By Tom Nguyen, Peers for the Planet
The UK is one of the world’s leading financial centres and holds the third largest stock of pension assets globally. In an age of mobile capital, how UK financial services and pensions are regulated have significant implications for both climate and nature.
That is why, as the Pension Schemes Bill completed Committee stage in the House of Lords last week, Peers for the Planet (P4P) supporters from all sides of the House pressed the Government to address issues around the role our pensions play in financing fossil fuels and in assessing the risks posed to portfolios from climate change and rising biodiversity loss.
Clarifying trustees’ duties
In particular, there have long been calls to clarify the legal definition of pension trustees’ fiduciary duties – obligations that ensure those who manage other people’s money act in savers best interest.
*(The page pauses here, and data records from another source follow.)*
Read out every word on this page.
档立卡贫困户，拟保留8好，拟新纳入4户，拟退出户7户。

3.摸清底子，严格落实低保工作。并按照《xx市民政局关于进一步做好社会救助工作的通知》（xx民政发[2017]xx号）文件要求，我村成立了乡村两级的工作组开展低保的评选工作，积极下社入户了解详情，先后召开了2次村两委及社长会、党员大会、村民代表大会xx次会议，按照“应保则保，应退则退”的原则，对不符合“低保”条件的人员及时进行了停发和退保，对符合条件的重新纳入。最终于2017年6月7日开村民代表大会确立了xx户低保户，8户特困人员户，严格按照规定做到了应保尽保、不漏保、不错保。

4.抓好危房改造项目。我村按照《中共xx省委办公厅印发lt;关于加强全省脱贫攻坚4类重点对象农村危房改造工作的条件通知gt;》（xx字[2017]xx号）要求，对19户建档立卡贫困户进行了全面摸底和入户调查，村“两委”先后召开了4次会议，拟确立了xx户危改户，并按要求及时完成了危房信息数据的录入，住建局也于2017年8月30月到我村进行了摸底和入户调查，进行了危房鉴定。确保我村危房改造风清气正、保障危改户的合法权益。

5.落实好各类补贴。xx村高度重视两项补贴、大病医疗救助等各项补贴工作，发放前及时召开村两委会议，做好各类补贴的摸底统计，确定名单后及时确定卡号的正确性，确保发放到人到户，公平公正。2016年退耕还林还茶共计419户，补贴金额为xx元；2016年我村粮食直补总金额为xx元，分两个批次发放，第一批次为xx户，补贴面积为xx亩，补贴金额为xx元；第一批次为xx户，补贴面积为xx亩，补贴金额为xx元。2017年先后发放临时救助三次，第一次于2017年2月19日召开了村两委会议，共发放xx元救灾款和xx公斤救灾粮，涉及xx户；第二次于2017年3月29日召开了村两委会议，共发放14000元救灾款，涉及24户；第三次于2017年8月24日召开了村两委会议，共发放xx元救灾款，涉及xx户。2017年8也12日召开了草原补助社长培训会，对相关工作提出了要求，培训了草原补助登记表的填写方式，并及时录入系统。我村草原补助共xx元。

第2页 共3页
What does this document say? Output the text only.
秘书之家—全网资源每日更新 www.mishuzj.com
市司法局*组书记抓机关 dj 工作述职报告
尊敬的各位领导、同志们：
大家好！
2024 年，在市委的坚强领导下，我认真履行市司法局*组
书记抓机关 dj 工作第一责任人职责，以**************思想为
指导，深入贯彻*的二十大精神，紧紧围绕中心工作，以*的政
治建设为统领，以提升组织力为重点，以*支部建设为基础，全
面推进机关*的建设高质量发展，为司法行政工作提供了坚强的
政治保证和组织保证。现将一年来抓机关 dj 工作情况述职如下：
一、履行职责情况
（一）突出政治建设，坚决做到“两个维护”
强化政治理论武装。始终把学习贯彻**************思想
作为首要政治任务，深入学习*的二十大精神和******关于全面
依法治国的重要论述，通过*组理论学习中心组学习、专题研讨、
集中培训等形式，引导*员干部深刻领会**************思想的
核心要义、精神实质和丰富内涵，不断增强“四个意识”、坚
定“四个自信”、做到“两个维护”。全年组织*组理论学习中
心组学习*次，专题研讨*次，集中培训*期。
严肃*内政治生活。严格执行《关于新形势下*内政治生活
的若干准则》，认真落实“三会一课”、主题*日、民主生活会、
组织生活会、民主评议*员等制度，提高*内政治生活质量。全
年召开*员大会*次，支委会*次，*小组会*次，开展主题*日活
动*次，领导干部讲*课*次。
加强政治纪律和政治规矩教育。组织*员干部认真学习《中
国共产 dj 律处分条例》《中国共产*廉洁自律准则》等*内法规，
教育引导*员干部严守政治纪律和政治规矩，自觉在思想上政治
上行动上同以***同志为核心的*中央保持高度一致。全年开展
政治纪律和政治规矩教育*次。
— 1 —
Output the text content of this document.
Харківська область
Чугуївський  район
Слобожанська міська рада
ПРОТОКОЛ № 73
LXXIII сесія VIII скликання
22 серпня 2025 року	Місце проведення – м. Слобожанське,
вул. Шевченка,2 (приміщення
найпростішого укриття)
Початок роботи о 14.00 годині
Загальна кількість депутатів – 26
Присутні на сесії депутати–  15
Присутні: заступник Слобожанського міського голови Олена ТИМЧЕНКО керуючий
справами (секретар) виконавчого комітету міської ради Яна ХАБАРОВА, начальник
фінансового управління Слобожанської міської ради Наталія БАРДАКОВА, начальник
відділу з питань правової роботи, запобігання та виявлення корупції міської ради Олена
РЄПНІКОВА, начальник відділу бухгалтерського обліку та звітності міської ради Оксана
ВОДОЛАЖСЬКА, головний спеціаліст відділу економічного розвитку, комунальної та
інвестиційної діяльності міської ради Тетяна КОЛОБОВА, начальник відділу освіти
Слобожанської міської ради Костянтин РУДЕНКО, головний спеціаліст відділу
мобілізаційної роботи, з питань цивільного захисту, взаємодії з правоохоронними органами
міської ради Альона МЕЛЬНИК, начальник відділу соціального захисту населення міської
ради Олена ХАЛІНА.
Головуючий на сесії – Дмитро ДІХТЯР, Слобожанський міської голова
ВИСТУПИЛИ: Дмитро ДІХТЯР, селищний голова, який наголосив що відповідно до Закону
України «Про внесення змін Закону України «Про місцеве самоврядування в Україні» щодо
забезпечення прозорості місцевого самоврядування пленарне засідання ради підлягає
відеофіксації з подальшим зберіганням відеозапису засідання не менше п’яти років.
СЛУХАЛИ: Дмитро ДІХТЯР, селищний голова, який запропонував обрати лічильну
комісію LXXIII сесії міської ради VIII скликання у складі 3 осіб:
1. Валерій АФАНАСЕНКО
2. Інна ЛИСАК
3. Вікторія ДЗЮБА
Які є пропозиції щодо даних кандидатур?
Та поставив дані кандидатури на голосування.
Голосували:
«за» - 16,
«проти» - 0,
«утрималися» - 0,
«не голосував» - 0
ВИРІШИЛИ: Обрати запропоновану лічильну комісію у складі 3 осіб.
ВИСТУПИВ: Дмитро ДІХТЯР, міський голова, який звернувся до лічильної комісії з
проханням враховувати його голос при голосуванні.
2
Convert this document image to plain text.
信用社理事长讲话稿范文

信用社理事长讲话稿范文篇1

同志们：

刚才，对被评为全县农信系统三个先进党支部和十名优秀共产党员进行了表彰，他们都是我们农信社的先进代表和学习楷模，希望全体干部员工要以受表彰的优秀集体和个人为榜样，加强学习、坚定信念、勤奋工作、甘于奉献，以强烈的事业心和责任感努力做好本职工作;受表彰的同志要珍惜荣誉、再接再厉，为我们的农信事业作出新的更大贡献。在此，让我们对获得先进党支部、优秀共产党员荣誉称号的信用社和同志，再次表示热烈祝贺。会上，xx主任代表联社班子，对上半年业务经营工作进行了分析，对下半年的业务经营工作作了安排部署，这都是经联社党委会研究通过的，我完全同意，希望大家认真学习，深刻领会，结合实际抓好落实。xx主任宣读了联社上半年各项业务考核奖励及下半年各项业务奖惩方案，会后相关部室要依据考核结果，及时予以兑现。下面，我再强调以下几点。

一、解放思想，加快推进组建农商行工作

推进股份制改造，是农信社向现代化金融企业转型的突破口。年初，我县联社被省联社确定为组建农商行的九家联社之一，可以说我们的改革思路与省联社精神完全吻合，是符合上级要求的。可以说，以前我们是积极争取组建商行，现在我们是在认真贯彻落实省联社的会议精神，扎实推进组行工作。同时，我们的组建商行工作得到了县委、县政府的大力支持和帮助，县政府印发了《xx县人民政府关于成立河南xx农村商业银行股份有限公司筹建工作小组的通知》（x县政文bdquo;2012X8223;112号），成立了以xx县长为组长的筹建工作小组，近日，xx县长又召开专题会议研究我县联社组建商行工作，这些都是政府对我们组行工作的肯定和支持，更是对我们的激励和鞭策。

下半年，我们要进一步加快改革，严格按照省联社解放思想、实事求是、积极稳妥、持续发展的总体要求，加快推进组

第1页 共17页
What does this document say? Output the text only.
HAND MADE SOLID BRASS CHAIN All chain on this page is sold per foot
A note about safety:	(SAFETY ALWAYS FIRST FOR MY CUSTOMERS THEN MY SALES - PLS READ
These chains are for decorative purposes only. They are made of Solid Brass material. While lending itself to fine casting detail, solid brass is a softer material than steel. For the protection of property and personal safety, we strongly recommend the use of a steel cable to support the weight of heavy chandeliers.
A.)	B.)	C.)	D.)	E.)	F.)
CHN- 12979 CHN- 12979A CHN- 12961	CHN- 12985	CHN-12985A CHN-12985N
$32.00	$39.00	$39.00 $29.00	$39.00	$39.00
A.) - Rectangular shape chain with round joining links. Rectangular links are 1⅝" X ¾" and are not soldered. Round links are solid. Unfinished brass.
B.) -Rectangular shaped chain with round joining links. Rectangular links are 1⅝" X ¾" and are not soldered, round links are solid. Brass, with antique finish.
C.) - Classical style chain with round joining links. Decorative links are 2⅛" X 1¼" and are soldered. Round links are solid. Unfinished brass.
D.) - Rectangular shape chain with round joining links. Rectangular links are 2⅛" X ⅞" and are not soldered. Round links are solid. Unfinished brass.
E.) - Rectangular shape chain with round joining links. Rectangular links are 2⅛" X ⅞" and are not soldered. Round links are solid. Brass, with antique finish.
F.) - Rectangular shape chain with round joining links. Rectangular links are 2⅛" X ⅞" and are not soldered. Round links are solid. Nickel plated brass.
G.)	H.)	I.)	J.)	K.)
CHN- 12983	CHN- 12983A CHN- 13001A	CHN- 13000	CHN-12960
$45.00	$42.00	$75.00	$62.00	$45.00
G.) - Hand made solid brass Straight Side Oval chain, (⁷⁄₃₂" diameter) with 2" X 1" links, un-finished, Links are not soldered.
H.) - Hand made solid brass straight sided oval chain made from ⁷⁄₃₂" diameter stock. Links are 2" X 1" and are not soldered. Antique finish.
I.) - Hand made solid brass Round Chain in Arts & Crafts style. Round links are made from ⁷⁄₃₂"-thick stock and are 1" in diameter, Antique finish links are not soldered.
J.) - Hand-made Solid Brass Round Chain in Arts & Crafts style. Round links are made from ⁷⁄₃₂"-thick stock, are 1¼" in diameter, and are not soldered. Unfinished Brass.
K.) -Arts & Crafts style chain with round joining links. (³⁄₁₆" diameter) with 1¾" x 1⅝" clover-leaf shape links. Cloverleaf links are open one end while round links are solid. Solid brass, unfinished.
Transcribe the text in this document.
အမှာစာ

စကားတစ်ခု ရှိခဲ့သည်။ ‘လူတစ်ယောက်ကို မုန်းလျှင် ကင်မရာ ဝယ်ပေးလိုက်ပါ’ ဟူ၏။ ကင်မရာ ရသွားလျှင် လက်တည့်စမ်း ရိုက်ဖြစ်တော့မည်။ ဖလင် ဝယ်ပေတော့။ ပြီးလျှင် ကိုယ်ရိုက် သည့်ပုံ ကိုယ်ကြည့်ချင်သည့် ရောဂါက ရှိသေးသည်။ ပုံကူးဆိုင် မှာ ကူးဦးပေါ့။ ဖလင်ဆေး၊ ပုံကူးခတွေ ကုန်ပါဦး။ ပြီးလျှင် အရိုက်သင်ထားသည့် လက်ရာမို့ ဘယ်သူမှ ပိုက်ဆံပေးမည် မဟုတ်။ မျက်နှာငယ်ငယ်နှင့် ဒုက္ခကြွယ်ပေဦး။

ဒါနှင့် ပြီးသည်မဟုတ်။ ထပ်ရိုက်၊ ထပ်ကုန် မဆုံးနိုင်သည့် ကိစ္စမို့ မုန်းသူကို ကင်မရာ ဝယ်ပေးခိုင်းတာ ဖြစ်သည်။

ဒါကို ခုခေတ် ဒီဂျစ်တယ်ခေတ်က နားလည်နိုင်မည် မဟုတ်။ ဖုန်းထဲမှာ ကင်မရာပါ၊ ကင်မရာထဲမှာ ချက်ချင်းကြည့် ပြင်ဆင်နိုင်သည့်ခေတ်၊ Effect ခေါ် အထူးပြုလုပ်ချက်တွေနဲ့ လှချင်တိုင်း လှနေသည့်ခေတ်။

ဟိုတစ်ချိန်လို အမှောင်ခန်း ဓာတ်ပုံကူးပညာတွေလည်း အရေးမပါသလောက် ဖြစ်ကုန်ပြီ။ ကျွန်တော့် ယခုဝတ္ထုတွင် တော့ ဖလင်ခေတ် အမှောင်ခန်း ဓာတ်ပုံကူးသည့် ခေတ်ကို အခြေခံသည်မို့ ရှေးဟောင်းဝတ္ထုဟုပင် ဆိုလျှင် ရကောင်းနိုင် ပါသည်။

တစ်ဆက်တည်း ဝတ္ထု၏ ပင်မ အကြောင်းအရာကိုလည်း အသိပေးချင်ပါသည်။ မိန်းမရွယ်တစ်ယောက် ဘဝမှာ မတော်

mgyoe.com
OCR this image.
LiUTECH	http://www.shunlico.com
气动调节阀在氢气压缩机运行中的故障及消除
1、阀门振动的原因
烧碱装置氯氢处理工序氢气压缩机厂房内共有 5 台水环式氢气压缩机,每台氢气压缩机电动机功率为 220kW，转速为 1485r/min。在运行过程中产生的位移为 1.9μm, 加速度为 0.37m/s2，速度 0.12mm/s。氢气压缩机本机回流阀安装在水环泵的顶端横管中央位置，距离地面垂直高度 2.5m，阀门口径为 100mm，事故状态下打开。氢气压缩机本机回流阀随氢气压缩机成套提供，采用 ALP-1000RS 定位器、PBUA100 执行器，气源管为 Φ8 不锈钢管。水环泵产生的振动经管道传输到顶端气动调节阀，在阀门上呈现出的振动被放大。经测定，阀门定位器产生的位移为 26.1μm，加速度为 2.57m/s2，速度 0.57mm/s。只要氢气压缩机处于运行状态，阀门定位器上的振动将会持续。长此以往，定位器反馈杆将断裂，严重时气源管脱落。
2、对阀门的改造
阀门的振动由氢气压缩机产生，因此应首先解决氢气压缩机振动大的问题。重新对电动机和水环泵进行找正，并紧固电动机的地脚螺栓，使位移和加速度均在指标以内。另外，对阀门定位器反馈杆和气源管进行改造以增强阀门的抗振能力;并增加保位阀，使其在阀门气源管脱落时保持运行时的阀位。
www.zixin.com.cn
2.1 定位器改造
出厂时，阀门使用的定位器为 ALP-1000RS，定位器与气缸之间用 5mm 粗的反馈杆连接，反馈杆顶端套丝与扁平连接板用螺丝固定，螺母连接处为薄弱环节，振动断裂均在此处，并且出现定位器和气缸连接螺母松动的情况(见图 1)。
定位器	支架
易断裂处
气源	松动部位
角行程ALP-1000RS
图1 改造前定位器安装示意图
Many pension funds argue current legislation leaves uncertainty about how trustees should act to protect and boost savings in the context of systemic issues like climate change and changes to standards of living. To address this, P4P Director Baroness Hayman tabled a cross-party amendment to embed clearer investor duties directly into the Bill, proposals which were informed by organisations including @ShareAction and the @Impact Investing Institute.
The lack of clarity around these duties can have real-world implications for members’ interests further down the line. Some estimates suggest UK pension portfolios could decline by more than 25% by 2040 under plausible climate scenarios. At the same time, research from @FinanceInnovationLab indicates at least £10.5bn of UK pension assets remain invested in companies extracting or burning coal — exposure that could become increasingly risky as global demand declines.
In the Commons stages of the Bill, the Government acknowledged the uncertainty this is creating and proposed introducing statutory guidance to deal with this. However, the proposed guidance would exclude major schemes, including the Local Government Pension Scheme and workplace pensions — together representing around £1 trillion in assets. Peers also raised concerns about the limited detail on timings and lack of acknowledgement that new legal powers will be required to introduce the proposed guidance.
In response, Ministers recognised the urgency and committed to clarifying how legislative powers would be secured, while accepting in principle that guidance should create a consistent framework across the other pension schemes.
P4P Peers also pushed for faster divestment from coal, one of the most damaging contributors to climate change, as well changes to explicitly require pension managers to weigh up the impacts on funds from biodiversity risks. In reply and as a positive step forward, the Minister placed on record that “some pension funds could, and should, be doing more” to reduce portfolio exposures to coal.
What next?
The debate showed clear cross-party agreement: greater clarity around investor duties and climate impacts is needed. The key questions now are scope, timing — and whether new guidance alone will provide the legal certainty trustees require. As the Bill moves to Report stage, we will continue working with Peers and stakeholders with the aim of securing a durable pensions framework for identifying and managing systemic climate and nature risks and opportunities — that is in the long-term interests of savers and fit for purpose to deal with the increasing climate, nature and broader systemic risks we are facing.